As a professor at Tel Aviv University Mautner initiated the Law Faculty’s "Affirmative Action Program" that was later on adopted by all universities in Israel as part of their admissions programs. He also initiated the "Invitation to Law Program" for teaching law at elementary schools and high schools, particularly at poor communities.
As dean, Mautner led the most far-reaching curriculum change ever undertaken by the Faculty, as well as a fourfold expansion of the clinical program of the Faculty. In the course of Mautner’s tenure as dean, 8 new members were appointed to the Faculty.
Mautner was awarded the "Zeltner Prize for Excellence in the Law"; the “Cheshin Prize for Excellence in the Law”; the Michael Landau-Miphal Ha-Pais Prize for excellence in the law; and the Tel Aviv University Rector’s Prize for Distinction in Teaching (twice).

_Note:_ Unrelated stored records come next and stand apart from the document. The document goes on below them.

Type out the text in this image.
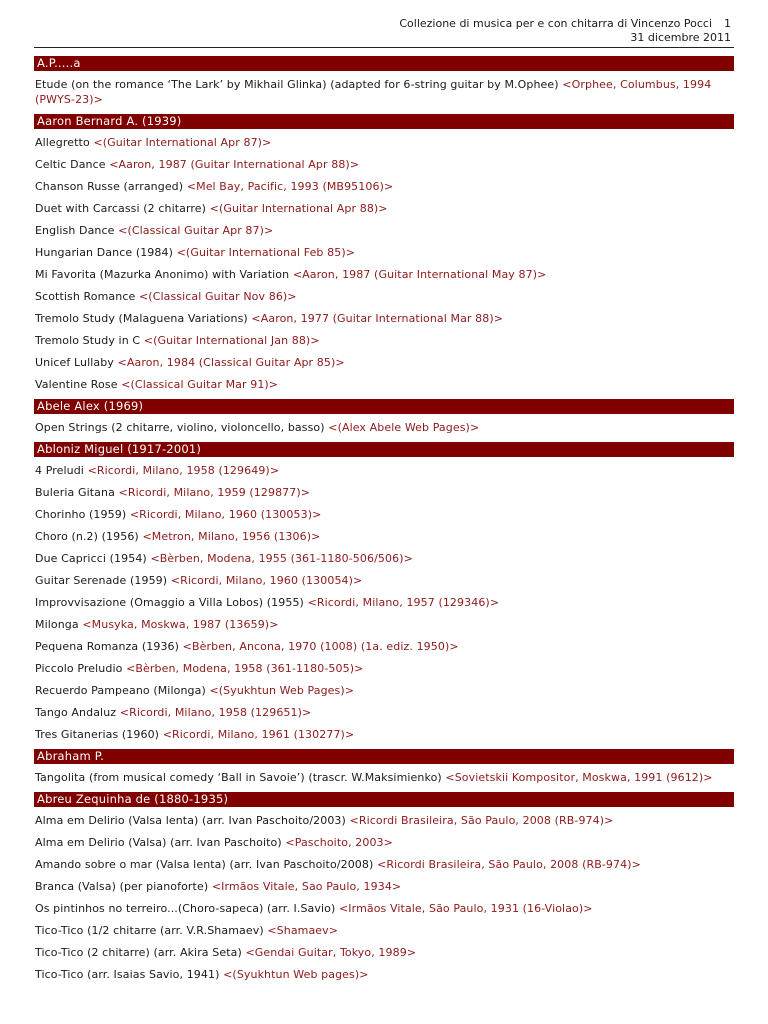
Collezione di musica per e con chitarra di Vincenzo Pocci 1
31 dicembre 2011
A.P.....a
Etude (on the romance ‘The Lark’ by Mikhail Glinka) (adapted for 6-string guitar by M.Ophee) <Orphee, Columbus, 1994 (PWYS-23)>
Aaron Bernard A. (1939)
Allegretto <(Guitar International Apr 87)>
Celtic Dance <Aaron, 1987 (Guitar International Apr 88)>
Chanson Russe (arranged) <Mel Bay, Pacific, 1993 (MB95106)>
Duet with Carcassi (2 chitarre) <(Guitar International Apr 88)>
English Dance <(Classical Guitar Apr 87)>
Hungarian Dance (1984) <(Guitar International Feb 85)>
Mi Favorita (Mazurka Anonimo) with Variation <Aaron, 1987 (Guitar International May 87)>
Scottish Romance <(Classical Guitar Nov 86)>
Tremolo Study (Malaguena Variations) <Aaron, 1977 (Guitar International Mar 88)>
Tremolo Study in C <(Guitar International Jan 88)>
Unicef Lullaby <Aaron, 1984 (Classical Guitar Apr 85)>
Valentine Rose <(Classical Guitar Mar 91)>
Abele Alex (1969)
Open Strings (2 chitarre, violino, violoncello, basso) <(Alex Abele Web Pages)>
Abloniz Miguel (1917-2001)
4 Preludi <Ricordi, Milano, 1958 (129649)>
Buleria Gitana <Ricordi, Milano, 1959 (129877)>
Chorinho (1959) <Ricordi, Milano, 1960 (130053)>
Choro (n.2) (1956) <Metron, Milano, 1956 (1306)>
Due Capricci (1954) <Bèrben, Modena, 1955 (361-1180-506/506)>
Guitar Serenade (1959) <Ricordi, Milano, 1960 (130054)>
Improvvisazione (Omaggio a Villa Lobos) (1955) <Ricordi, Milano, 1957 (129346)>
Milonga <Musyka, Moskwa, 1987 (13659)>
Pequena Romanza (1936) <Bèrben, Ancona, 1970 (1008) (1a. ediz. 1950)>
Piccolo Preludio <Bèrben, Modena, 1958 (361-1180-505)>
Recuerdo Pampeano (Milonga) <(Syukhtun Web Pages)>
Tango Andaluz <Ricordi, Milano, 1958 (129651)>
Tres Gitanerias (1960) <Ricordi, Milano, 1961 (130277)>
Abraham P.
Tangolita (from musical comedy ‘Ball in Savoie’) (trascr. W.Maksimienko) <Sovietskii Kompositor, Moskwa, 1991 (9612)>
Abreu Zequinha de (1880-1935)
Alma em Delirio (Valsa lenta) (arr. Ivan Paschoito/2003) <Ricordi Brasileira, São Paulo, 2008 (RB-974)>
Alma em Delirio (Valsa) (arr. Ivan Paschoito) <Paschoito, 2003>
Amando sobre o mar (Valsa lenta) (arr. Ivan Paschoito/2008) <Ricordi Brasileira, São Paulo, 2008 (RB-974)>
Branca (Valsa) (per pianoforte) <Irmãos Vitale, Sao Paulo, 1934>
Os pintinhos no terreiro...(Choro-sapeca) (arr. I.Savio) <Irmãos Vitale, São Paulo, 1931 (16-Violao)>
Tico-Tico (1/2 chitarre (arr. V.R.Shamaev) <Shamaev>
Tico-Tico (2 chitarre) (arr. Akira Seta) <Gendai Guitar, Tokyo, 1989>
Tico-Tico (arr. Isaias Savio, 1941) <(Syukhtun Web pages)>
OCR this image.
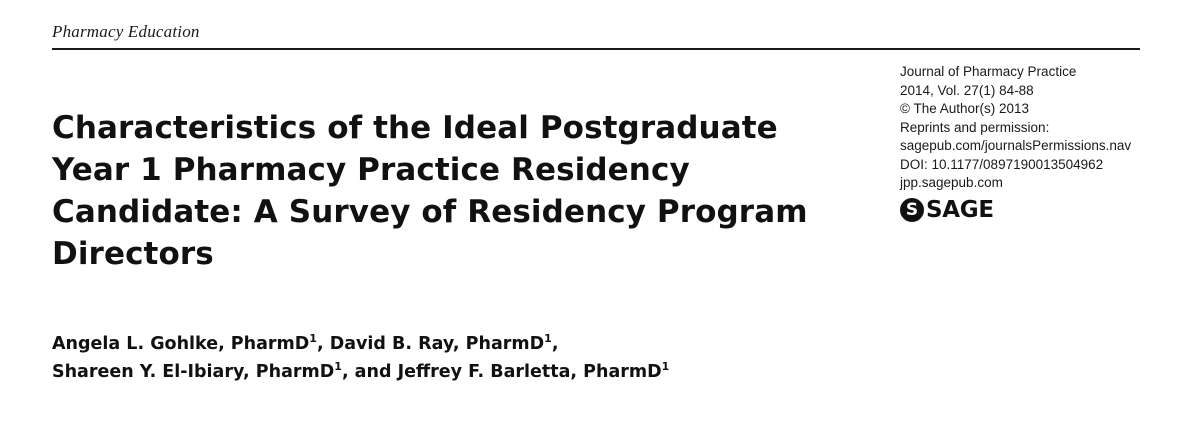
Pharmacy Education
Characteristics of the Ideal Postgraduate Year 1 Pharmacy Practice Residency Candidate: A Survey of Residency Program Directors
Angela L. Gohlke, PharmD$^1$, David B. Ray, PharmD$^1$,
Shareen Y. El-Ibiary, PharmD$^1$, and Jeffrey F. Barletta, PharmD$^1$
Journal of Pharmacy Practice
2014, Vol. 27(1) 84-88
© The Author(s) 2013
Reprints and permission:
sagepub.com/journalsPermissions.nav
DOI: 10.1177/0897190013504962
jpp.sagepub.com
S SAGE
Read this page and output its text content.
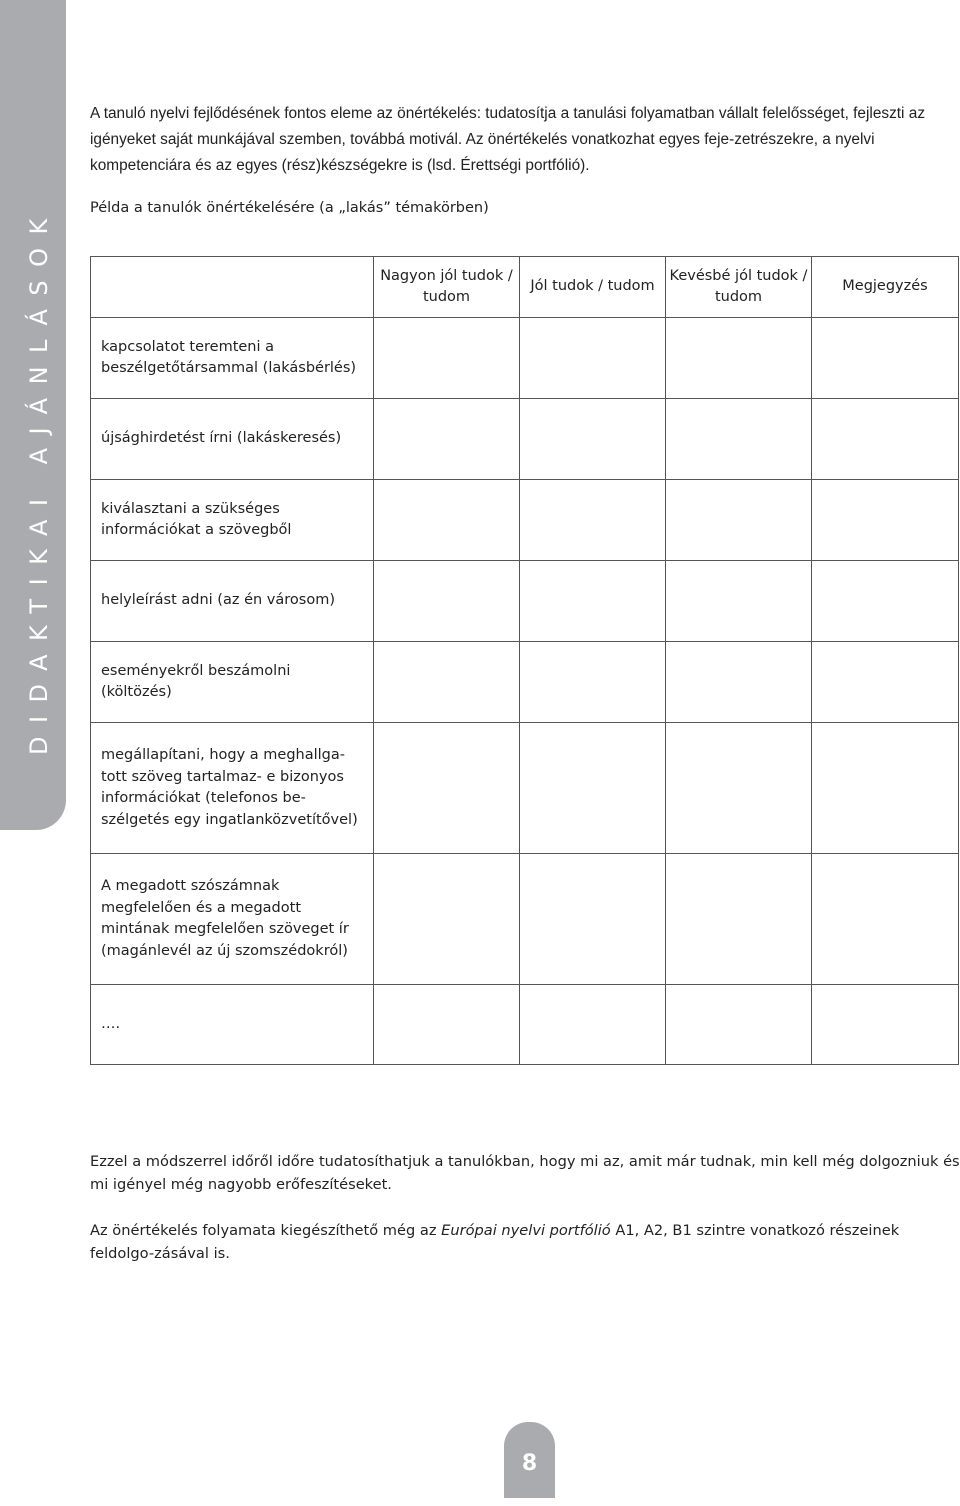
DIDAKTIKAI AJÁNLÁSOK

A tanuló nyelvi fejlődésének fontos eleme az önértékelés: tudatosítja a tanulási folyamatban vállalt felelősséget, fejleszti az igényeket saját munkájával szemben, továbbá motivál. Az önértékelés vonatkozhat egyes feje-zetrészekre, a nyelvi kompetenciára és az egyes (rész)készségekre is (lsd. Érettségi portfólió).

Példa a tanulók önértékelésére (a „lakás” témakörben)

	Nagyon jól tudok / tudom	Jól tudok / tudom	Kevésbé jól tudok / tudom	Megjegyzés
kapcsolatot teremteni a beszélgetőtársammal (lakásbérlés)				
újsághirdetést írni (lakáskeresés)				
kiválasztani a szükséges információkat a szövegből				
helyleírást adni (az én városom)				
eseményekről beszámolni (költözés)				
megállapítani, hogy a meghallga-tott szöveg tartalmaz- e bizonyos információkat (telefonos be-szélgetés egy ingatlanközvetítővel)				
A megadott szószámnak megfelelően és a megadott mintának megfelelően szöveget ír (magánlevél az új szomszédokról)				
….				

Ezzel a módszerrel időről időre tudatosíthatjuk a tanulókban, hogy mi az, amit már tudnak, min kell még dolgozniuk és mi igényel még nagyobb erőfeszítéseket.

Az önértékelés folyamata kiegészíthető még az Európai nyelvi portfólió A1, A2, B1 szintre vonatkozó részeinek feldolgo-zásával is.

8
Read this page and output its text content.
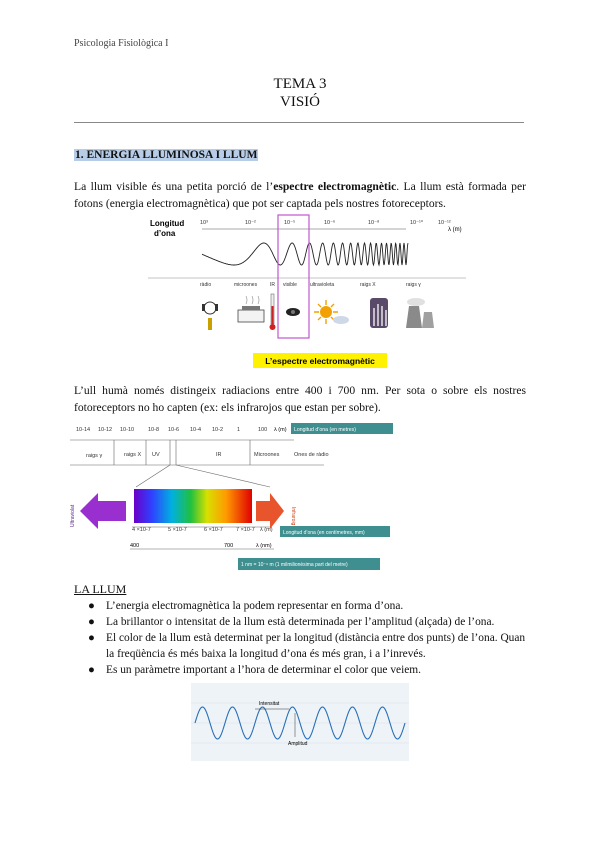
Psicologia Fisiològica I
TEMA 3
VISIÓ
1. ENERGIA LLUMINOSA I LLUM
La llum visible és una petita porció de l’espectre electromagnètic. La llum està formada per fotons (energia electromagnètica) que pot ser captada pels nostres fotoreceptors.
Longitud
d’ona
10³	10⁻²	10⁻⁵	10⁻⁶	10⁻⁸	10⁻¹⁰	10⁻¹²
λ (m)
ràdio	microones	IR visible	ultravioleta	raigs X	raigs γ
L’espectre electromagnètic
L’ull humà només distingeix radiacions entre 400 i 700 nm. Per sota o sobre els nostres fotoreceptors no ho capten (ex: els infrarojos que estan per sobre).
10-14 10-12 10-10	10-8 10-6 10-4 10-2	1	100 λ (m) Longitud d’ona (en metres)
raigs γ	raigs X UV	IR	Microones	Ones de ràdio
Ultraviolat	Infraroig
4 ×10-7	5 ×10-7	6 ×10-7 7 ×10-7 λ (m) Longitud d’ona (en centímetres, mm)
400	700	λ (nm)
1 nm = 10⁻⁹ m (1 milmilionèsima part del metre)
LA LLUM
● L’energia electromagnètica la podem representar en forma d’ona.
● La brillantor o intensitat de la llum està determinada per l’amplitud (alçada) de l’ona.
● El color de la llum està determinat per la longitud (distància entre dos punts) de l’ona. Quan la freqüència és més baixa la longitud d’ona és més gran, i a l’inrevés.
● Es un paràmetre important a l’hora de determinar el color que veiem.
Intensitat
Amplitud
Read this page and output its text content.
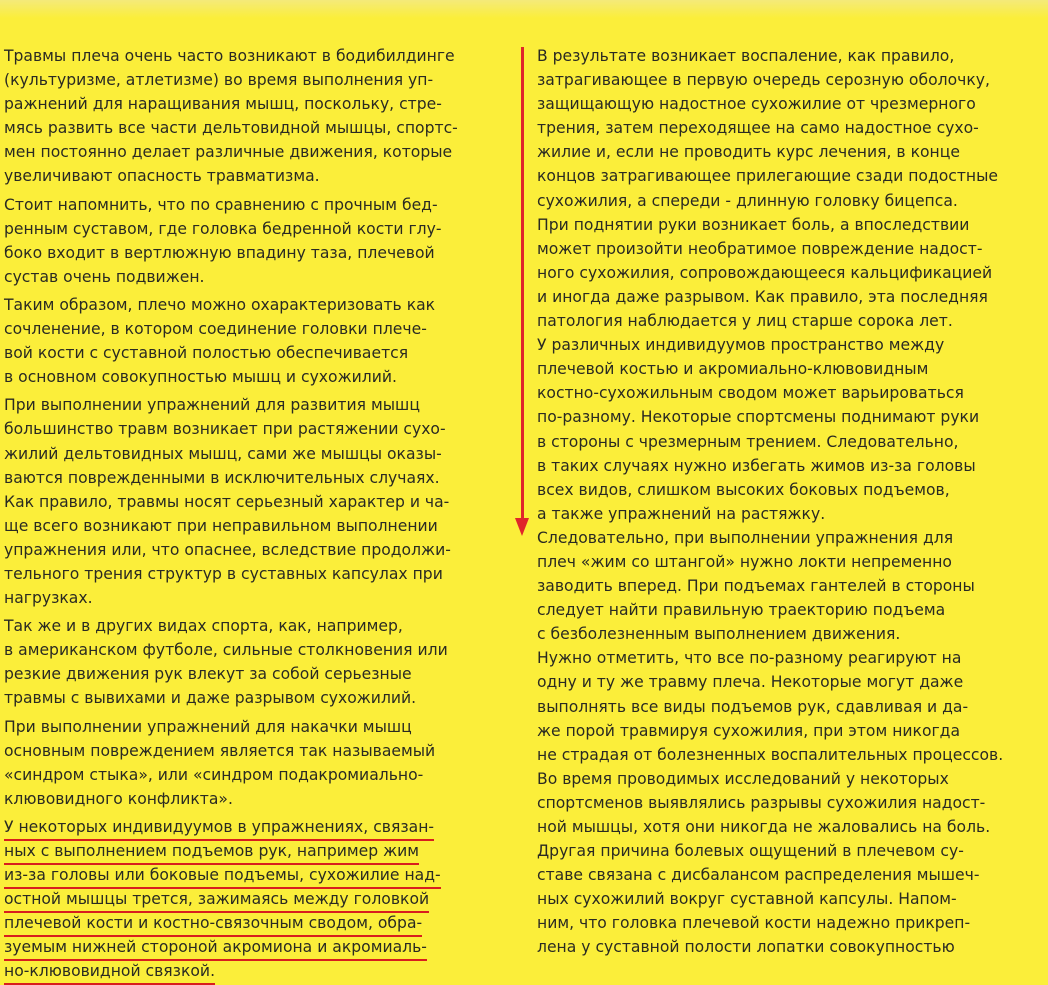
Травмы плеча очень часто возникают в бодибилдинге
(культуризме, атлетизме) во время выполнения уп-
ражнений для наращивания мышц, поскольку, стре-
мясь развить все части дельтовидной мышцы, спортс-
мен постоянно делает различные движения, которые
увеличивают опасность травматизма.
Стоит напомнить, что по сравнению с прочным бед-
ренным суставом, где головка бедренной кости глу-
боко входит в вертлюжную впадину таза, плечевой
сустав очень подвижен.
Таким образом, плечо можно охарактеризовать как
сочленение, в котором соединение головки плече-
вой кости с суставной полостью обеспечивается
в основном совокупностью мышц и сухожилий.
При выполнении упражнений для развития мышц
большинство травм возникает при растяжении сухо-
жилий дельтовидных мышц, сами же мышцы оказы-
ваются поврежденными в исключительных случаях.
Как правило, травмы носят серьезный характер и ча-
ще всего возникают при неправильном выполнении
упражнения или, что опаснее, вследствие продолжи-
тельного трения структур в суставных капсулах при
нагрузках.
Так же и в других видах спорта, как, например,
в американском футболе, сильные столкновения или
резкие движения рук влекут за собой серьезные
травмы с вывихами и даже разрывом сухожилий.
При выполнении упражнений для накачки мышц
основным повреждением является так называемый
«синдром стыка», или «синдром подакромиально-
клювовидного конфликта».
У некоторых индивидуумов в упражнениях, связан-
ных с выполнением подъемов рук, например жим
из-за головы или боковые подъемы, сухожилие над-
остной мышцы трется, зажимаясь между головкой
плечевой кости и костно-связочным сводом, обра-
зуемым нижней стороной акромиона и акромиаль-
но-клювовидной связкой.
В результате возникает воспаление, как правило,
затрагивающее в первую очередь серозную оболочку,
защищающую надостное сухожилие от чрезмерного
трения, затем переходящее на само надостное сухо-
жилие и, если не проводить курс лечения, в конце
концов затрагивающее прилегающие сзади подостные
сухожилия, а спереди - длинную головку бицепса.
При поднятии руки возникает боль, а впоследствии
может произойти необратимое повреждение надост-
ного сухожилия, сопровождающееся кальцификацией
и иногда даже разрывом. Как правило, эта последняя
патология наблюдается у лиц старше сорока лет.
У различных индивидуумов пространство между
плечевой костью и акромиально-клювовидным
костно-сухожильным сводом может варьироваться
по-разному. Некоторые спортсмены поднимают руки
в стороны с чрезмерным трением. Следовательно,
в таких случаях нужно избегать жимов из-за головы
всех видов, слишком высоких боковых подъемов,
а также упражнений на растяжку.
Следовательно, при выполнении упражнения для
плеч «жим со штангой» нужно локти непременно
заводить вперед. При подъемах гантелей в стороны
следует найти правильную траекторию подъема
с безболезненным выполнением движения.
Нужно отметить, что все по-разному реагируют на
одну и ту же травму плеча. Некоторые могут даже
выполнять все виды подъемов рук, сдавливая и да-
же порой травмируя сухожилия, при этом никогда
не страдая от болезненных воспалительных процессов.
Во время проводимых исследований у некоторых
спортсменов выявлялись разрывы сухожилия надост-
ной мышцы, хотя они никогда не жаловались на боль.
Другая причина болевых ощущений в плечевом су-
ставе связана с дисбалансом распределения мышеч-
ных сухожилий вокруг суставной капсулы. Напом-
ним, что головка плечевой кости надежно прикреп-
лена у суставной полости лопатки совокупностью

Mautner is the author of six books:
"The Decline of Formalism and the Rise of Values in Israeli Law" (1993) – the most cited book on the far-reaching developments that have taken place in Israeli law in the past three decades.
"On Legal Education" (2002) – the book that paved the way to the change in the self-perception of Israel’s legal academy from one functioning as part of the field of legal practice to an academy working in close interdisciplinary cooperation with other academic disciplines.
His book "Law and Culture" on the application of culture theory to the study of law was published in 2008 (Bar Ilan University Press).
His book "Law and Culture in Israel at the Threshold of the Twenty-First Century" was published in 2008 (Tel Aviv University Press and Am-Oved Publishing). The book has been awarded the "Jonathan Shapiro Prize for Best Book of the Year, 2008" by the Association of Israel Studies.
In 2011 Mautner published “Law and the Culture of Israel” (Oxford University Press). Italian version, “Dirito e Cultura in Israele”, translated with an introduction by Daniela Bifulco and Fulvio Cortese, was published in 2014 in Milano by Franco Angeli.
In early 2018 Mautner’s book “Human Flourishing, Liberal Theory, and the Arts” is expected to be published by Routledge in its “Studies in Social and Political Thought Series”.
He currently works on “Liberalism in Israel: Its Past, Problems, and Futures”.
Mautner edited six books, including "Multiculturalism in a Democratic and Jewish State", “Legal Pluralism, Privatization of Law and Multiculturalism”, and "Distributive Justice in Israel".
Mautner published over 100 articles and chapters in books in Israel, the United States and Britain (including at the law reviews of Yale, Michigan and Cornell universities) in the areas of contract law, law and culture and multiculturalism.
In 2012 he was invited by Tel Aviv University Law Review to be the first scholar to write a “Forward” to the Law Review’s issue (a format adopted from Harvard Law Review).
Mautner served for eight years as the Editor-in Chief of the book series "Law, Society and Culture" published by the Faculty of Law, Tel Aviv University.
At Tel Aviv University, Mautner headed the Committee on the Establishment of a University Press. In 2006 he was elected by the university senate to serve on the search committee for electing the new president of the university. For six years he served as President of the Disciplinary Tribunal of the Academic and Administrative Staff.